• kendisi de çingene olan fakat bunu 65 yaşına kadar saklayan mustafa aksu'nun, devletin ve toplumun çingenelere karşı olan tutumunu değerlendirdiği kitabı.
  • (bkz: bucuk)
  • hayati genel itibariyle dokuz sekizlik yasamaktir...

    tabiki bu dokuz sekizlik yasam tanimda verildigi gibi naif degildir malesef cingeneler icin turkiye'de. kimileri tarafindan her an asagilanmayi, ulkede yasayan diger insanlar (kimi) tarafindan en asagi tabaka olarak gorulmek, kendisine karsi kesin hukumlu davranilacagini bilerek yasamak zorunda olmaktir turkiye'de cingene olmak. kesinlikle turkiye'de yasamasi en zor irka/topluluga mensup olmak ancak buna buna inat tum turkiye'yi eglendirmeyi kendine bir borc bilmektir turkiye'de cingene olmak...

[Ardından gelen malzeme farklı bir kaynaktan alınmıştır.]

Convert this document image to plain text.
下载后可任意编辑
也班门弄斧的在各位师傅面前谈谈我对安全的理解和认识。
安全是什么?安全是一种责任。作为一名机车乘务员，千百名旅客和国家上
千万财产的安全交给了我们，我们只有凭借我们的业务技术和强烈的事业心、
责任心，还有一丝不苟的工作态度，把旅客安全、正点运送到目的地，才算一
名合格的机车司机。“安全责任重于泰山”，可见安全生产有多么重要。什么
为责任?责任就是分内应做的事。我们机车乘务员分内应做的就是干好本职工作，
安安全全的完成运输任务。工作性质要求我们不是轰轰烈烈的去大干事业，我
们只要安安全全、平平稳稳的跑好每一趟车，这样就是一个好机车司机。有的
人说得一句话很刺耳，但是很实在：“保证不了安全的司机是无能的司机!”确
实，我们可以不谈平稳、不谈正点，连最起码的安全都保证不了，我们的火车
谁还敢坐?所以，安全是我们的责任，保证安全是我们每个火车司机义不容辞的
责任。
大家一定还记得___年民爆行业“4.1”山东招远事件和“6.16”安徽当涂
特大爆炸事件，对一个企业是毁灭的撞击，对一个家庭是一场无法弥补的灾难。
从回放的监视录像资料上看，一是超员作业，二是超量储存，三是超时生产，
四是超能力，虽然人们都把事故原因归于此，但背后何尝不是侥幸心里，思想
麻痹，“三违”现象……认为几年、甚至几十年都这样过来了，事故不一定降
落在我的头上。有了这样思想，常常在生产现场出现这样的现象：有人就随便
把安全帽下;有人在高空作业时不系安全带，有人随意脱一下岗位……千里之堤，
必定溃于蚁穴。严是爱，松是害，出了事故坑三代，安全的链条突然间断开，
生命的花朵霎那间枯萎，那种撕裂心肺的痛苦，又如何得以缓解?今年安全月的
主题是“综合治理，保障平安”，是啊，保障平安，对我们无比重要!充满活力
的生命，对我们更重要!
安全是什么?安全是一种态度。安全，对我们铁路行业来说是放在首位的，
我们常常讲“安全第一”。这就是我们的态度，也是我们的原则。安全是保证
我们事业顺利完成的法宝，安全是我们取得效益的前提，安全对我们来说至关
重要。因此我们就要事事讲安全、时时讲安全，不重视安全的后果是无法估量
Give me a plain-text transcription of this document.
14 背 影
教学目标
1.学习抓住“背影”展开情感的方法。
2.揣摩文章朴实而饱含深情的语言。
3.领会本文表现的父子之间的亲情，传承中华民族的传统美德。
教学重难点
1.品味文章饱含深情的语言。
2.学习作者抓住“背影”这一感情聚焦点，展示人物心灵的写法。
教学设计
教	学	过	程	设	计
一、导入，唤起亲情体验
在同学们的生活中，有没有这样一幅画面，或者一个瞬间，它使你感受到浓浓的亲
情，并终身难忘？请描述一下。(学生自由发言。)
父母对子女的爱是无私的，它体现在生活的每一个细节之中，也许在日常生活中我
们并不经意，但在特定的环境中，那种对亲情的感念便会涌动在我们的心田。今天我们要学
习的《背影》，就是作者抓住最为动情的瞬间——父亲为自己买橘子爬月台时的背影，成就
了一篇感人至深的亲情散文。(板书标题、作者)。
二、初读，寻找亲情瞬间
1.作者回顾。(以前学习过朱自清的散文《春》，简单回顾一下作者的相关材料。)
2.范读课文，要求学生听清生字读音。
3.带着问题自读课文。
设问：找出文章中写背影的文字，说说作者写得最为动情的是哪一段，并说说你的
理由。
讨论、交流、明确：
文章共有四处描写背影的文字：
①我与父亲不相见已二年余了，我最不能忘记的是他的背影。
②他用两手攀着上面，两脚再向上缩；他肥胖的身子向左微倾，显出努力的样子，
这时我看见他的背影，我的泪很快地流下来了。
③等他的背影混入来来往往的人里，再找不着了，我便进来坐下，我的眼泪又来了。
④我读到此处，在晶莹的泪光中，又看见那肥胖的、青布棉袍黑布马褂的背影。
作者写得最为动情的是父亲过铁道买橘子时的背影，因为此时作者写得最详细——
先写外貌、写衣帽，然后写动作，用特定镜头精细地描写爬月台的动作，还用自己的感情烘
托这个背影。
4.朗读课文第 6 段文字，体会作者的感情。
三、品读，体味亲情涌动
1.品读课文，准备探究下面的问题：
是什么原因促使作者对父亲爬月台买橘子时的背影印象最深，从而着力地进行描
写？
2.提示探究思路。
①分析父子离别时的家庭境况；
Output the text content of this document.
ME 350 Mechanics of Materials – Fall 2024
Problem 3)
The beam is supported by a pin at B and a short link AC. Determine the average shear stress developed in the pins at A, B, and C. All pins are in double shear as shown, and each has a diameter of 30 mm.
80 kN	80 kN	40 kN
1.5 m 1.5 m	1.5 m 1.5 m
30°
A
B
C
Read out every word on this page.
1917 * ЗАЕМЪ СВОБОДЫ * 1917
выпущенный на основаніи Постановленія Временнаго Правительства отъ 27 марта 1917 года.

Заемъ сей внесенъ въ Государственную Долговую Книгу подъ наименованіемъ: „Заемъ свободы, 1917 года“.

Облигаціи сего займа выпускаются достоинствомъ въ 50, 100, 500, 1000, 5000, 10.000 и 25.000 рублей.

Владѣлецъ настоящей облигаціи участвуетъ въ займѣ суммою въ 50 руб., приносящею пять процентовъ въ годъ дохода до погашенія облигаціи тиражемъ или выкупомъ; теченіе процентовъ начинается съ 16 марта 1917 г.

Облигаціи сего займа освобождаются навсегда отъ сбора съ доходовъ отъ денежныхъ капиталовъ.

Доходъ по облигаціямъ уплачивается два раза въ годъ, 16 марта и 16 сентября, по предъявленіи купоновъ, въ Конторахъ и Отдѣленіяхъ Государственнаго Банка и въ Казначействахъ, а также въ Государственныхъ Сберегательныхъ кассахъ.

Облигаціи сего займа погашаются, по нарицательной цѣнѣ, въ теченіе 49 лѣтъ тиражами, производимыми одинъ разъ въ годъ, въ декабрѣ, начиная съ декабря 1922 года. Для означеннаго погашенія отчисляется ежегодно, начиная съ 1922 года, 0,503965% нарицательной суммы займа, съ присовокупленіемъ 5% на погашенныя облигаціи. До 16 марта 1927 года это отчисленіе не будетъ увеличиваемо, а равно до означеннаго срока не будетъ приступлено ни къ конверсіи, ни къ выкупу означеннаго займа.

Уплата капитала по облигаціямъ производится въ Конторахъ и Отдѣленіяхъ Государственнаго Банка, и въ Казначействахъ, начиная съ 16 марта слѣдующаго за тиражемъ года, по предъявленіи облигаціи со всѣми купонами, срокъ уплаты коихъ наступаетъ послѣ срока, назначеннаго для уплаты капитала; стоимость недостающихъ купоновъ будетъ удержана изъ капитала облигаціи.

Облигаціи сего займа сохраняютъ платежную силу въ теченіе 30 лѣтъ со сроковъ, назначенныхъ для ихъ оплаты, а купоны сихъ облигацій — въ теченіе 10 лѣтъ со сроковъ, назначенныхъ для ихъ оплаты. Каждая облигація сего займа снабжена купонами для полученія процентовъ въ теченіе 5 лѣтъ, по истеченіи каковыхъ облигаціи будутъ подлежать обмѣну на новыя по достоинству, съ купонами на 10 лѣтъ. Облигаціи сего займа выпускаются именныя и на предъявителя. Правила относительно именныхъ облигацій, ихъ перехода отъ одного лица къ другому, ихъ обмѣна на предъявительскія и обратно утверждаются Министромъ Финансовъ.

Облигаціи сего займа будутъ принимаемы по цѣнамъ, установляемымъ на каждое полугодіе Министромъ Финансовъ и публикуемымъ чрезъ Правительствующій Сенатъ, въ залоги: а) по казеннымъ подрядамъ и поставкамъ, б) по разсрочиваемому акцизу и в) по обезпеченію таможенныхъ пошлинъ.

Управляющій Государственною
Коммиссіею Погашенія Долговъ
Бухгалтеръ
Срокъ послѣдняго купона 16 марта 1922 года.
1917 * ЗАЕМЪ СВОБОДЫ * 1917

    seviliyorlar otekilestirilmeden bunu bilsinler...
  • türkiye'de kürt olmaktan daha zordur. kürtlere, hatta suriyelilere bile din iman muhabbetine kardeşimiz diyenlerin daha bir tanesinin bile romanlara kardeşimizdir dediğini görmedim de duymadım da.

    bu arada:
    (bkz: kelmange kako)
  • nasıl bir zorluğu var merak ettirmiştir.

    almanya'ya gidip türk gibi yaşamaya çalışsam, adamların sistemine aykırı davransam beni sevmemeleri anormal olur mu sizce?

    türkiye'de x olmak zordur edebiyatını samimi bulmuyorum üzgünüm.

    edit: sokakta düğün yaptıkları için 'çingene düğünü' diyormuşuz. paşam yüzlerce, binlerce insanın yaşadığı muhitteki insanları umursamadan düğün yapacak. kendi soyununun 'saygısız' olarak nitelendirilmesi için efor sarfedecek. söyleyince de biz kötü olacağız. iyiymiş paşam.

    bir toplumda yaşıyorsanız, o toplumun kurallarına uymanız gerek. biri beni gösterip 'yaramazlık yaparsan seni ona veririm' derse oturup düşünürüm bunun sebebini. ne yaptım, nasıl bir intiba bıraktım ki benim hakkımda böyle düşündüler derim.
  • ayrımcılığa maruz kalırlar. dünyada gördüğüm en neşeli, en tatlı insanlar.
  • çocukların “seni çingenelere veririm.” diyerek korkutulduğu bi’ ülkede “ne zorluğu var?” diye merak edenler de varmış.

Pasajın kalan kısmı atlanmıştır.